Ríos underwent surgery to address the syndrome on July 7, and was transferred to the 60-day injured list the following day. On July 17, Ríos underwent season–ending surgery to repair an axillary branch aneurysm in his right shoulder. On October 4, Ríos was removed from the 40–man roster and sent outright to the Triple–A Las Vegas Aviators. On October 6, Ríos elected free agency.

===New York Mets===
On January 10, 2024, Ríos signed a minor league contract with the New York Mets. He made 27 appearances for the Triple-A Syracuse Mets, compiling a 3-1 record and 3.30 ERA with 30 strikeouts and three saves over 30 innings of work.

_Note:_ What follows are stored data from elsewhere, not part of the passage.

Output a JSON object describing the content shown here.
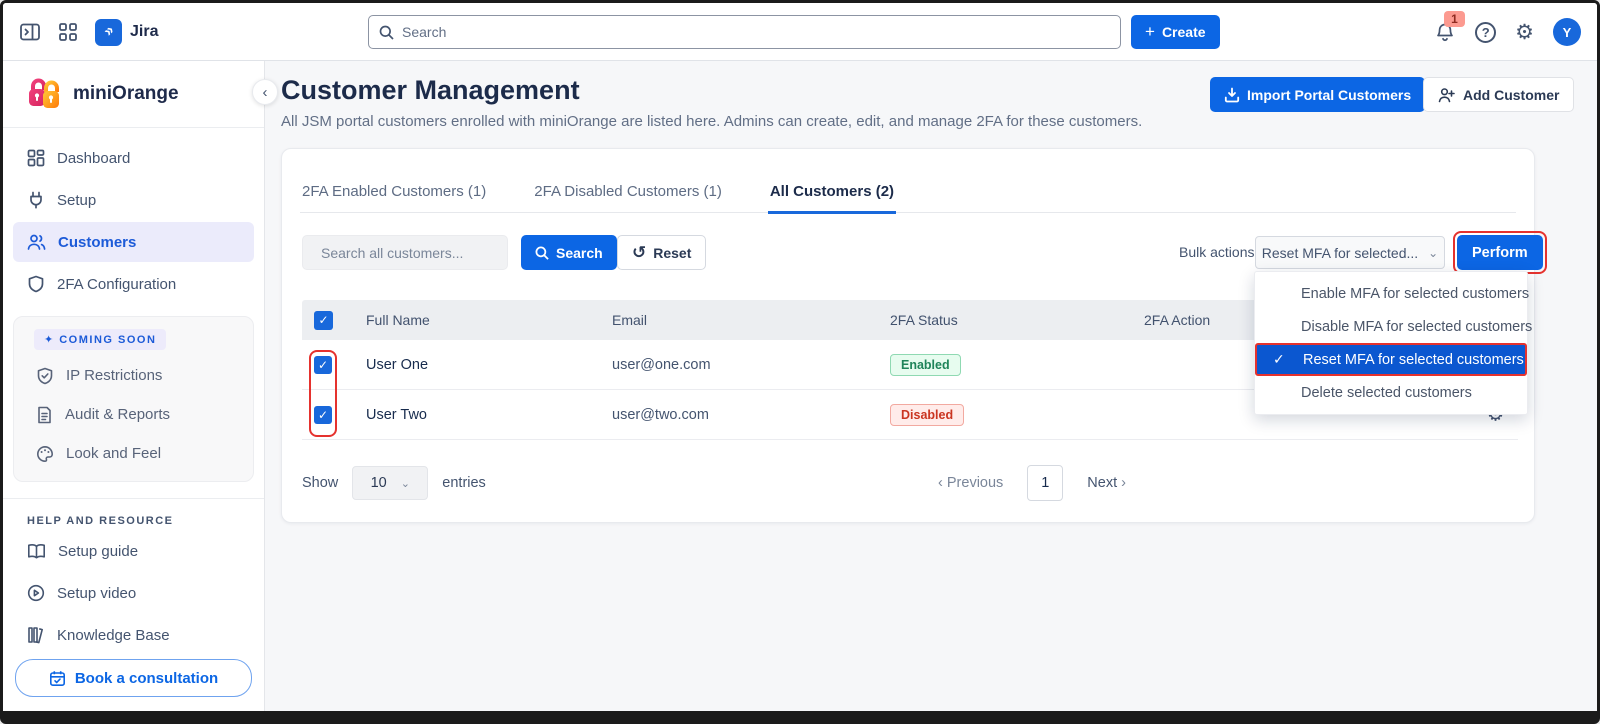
{
  "topbar": {
    "app_name": "Jira",
    "search_placeholder": "Search",
    "create_label": "Create",
    "notification_count": "1",
    "avatar_initial": "Y",
    "help_glyph": "?"
  },
  "sidebar": {
    "brand": "miniOrange",
    "items": [
      {
        "label": "Dashboard"
      },
      {
        "label": "Setup"
      },
      {
        "label": "Customers",
        "active": true
      },
      {
        "label": "2FA Configuration"
      }
    ],
    "coming_soon": {
      "badge": "COMING SOON",
      "items": [
        {
          "label": "IP Restrictions"
        },
        {
          "label": "Audit & Reports"
        },
        {
          "label": "Look and Feel"
        }
      ]
    },
    "help_section": {
      "title": "HELP AND RESOURCE",
      "items": [
        {
          "label": "Setup guide"
        },
        {
          "label": "Setup video"
        },
        {
          "label": "Knowledge Base"
        }
      ],
      "cta": "Book a consultation"
    }
  },
  "main": {
    "title": "Customer Management",
    "subtitle": "All JSM portal customers enrolled with miniOrange are listed here. Admins can create, edit, and manage 2FA for these customers.",
    "import_button": "Import Portal Customers",
    "add_button": "Add Customer",
    "tabs": [
      {
        "label": "2FA Enabled Customers (1)"
      },
      {
        "label": "2FA Disabled Customers (1)"
      },
      {
        "label": "All Customers (2)",
        "active": true
      }
    ],
    "controls": {
      "search_placeholder": "Search all customers...",
      "search_button": "Search",
      "reset_button": "Reset",
      "bulk_label": "Bulk actions:",
      "bulk_selected": "Reset MFA for selected...",
      "perform_button": "Perform"
    },
    "table": {
      "headers": {
        "name": "Full Name",
        "email": "Email",
        "status": "2FA Status",
        "action": "2FA Action"
      },
      "rows": [
        {
          "name": "User One",
          "email": "user@one.com",
          "status": "Enabled",
          "toggle": "on",
          "checked": true
        },
        {
          "name": "User Two",
          "email": "user@two.com",
          "status": "Disabled",
          "toggle": "off",
          "checked": true
        }
      ]
    },
    "bulk_menu": {
      "items": [
        {
          "label": "Enable MFA for selected customers"
        },
        {
          "label": "Disable MFA for selected customers"
        },
        {
          "label": "Reset MFA for selected customers",
          "selected": true
        },
        {
          "label": "Delete selected customers"
        }
      ]
    },
    "pagination": {
      "show_label": "Show",
      "page_size": "10",
      "entries_label": "entries",
      "previous": "Previous",
      "page": "1",
      "next": "Next"
    }
  },
  "colors": {
    "accent_blue": "#0C66E4",
    "selected_menu_blue": "#0B57D0",
    "annotation_red": "#E5322E",
    "toggle_on_green": "#679324",
    "toggle_off_dark": "#2B2B2B",
    "badge_enabled_text": "#1F845A",
    "badge_disabled_text": "#CA3521",
    "active_nav_bg": "#EBEBFB"
  }
}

In 2025, Ríos made four appearances for Syracuse, the Single-A St. Lucie Mets, and rookie-level Florida Complex League Mets, accumulating an 18.00 ERA with three strikeouts across three innings pitched. He elected free agency following the season on November 6, 2025.

===Chicago Cubs===
On January 17, 2026, Ríos signed a minor league contract with the Chicago Cubs. On April 26, the Cubs selected Ríos' contract, adding him to their active roster. He made one appearance for the team, tossing a scoreless 1 2/3 innings against the Los Angeles Dodgers that day. On May 3, Ríos was designated for assignment by the Cubs. He cleared waivers and was sent outright to the Triple-A Iowa Cubs on May 6. Ríos was released by the Cubs organization on June 1.

===LG Twins===
On June 2, 2026, Ríos signed with the LG Twins of the KBO League. He made 14 appearances for the Twins, posting a 1–2 record and 3.63 ERA with 17 strikeouts and two saves across 17 2/3 innings pitched. Ríos was released by the team on July 21, in anticipation of another foreign player signing (later revealed to be Carlos Carrasco).

==International career==
During the 2023 World Baseball Classic (WBC), Ríos pitched for the Puerto Rico national team. On March 13, 2023, he pitched in relief versus Israel and retired every batter faced over after José De León tossed 5 2/3 perfect innings. Edwin Díaz, and Duane Underwood Jr. each relieved De León and retired every batter faced, and Martín Maldonado caught on the way to a 10–0 win. The contest ended when Maldonado scored on a walk-off hit in the bottom of the eighth inning that invoked the tournament's mercy rule. However, it did not qualify as an official perfect game per the Elias Sports Bureau, due to lasting fewer than nine innings.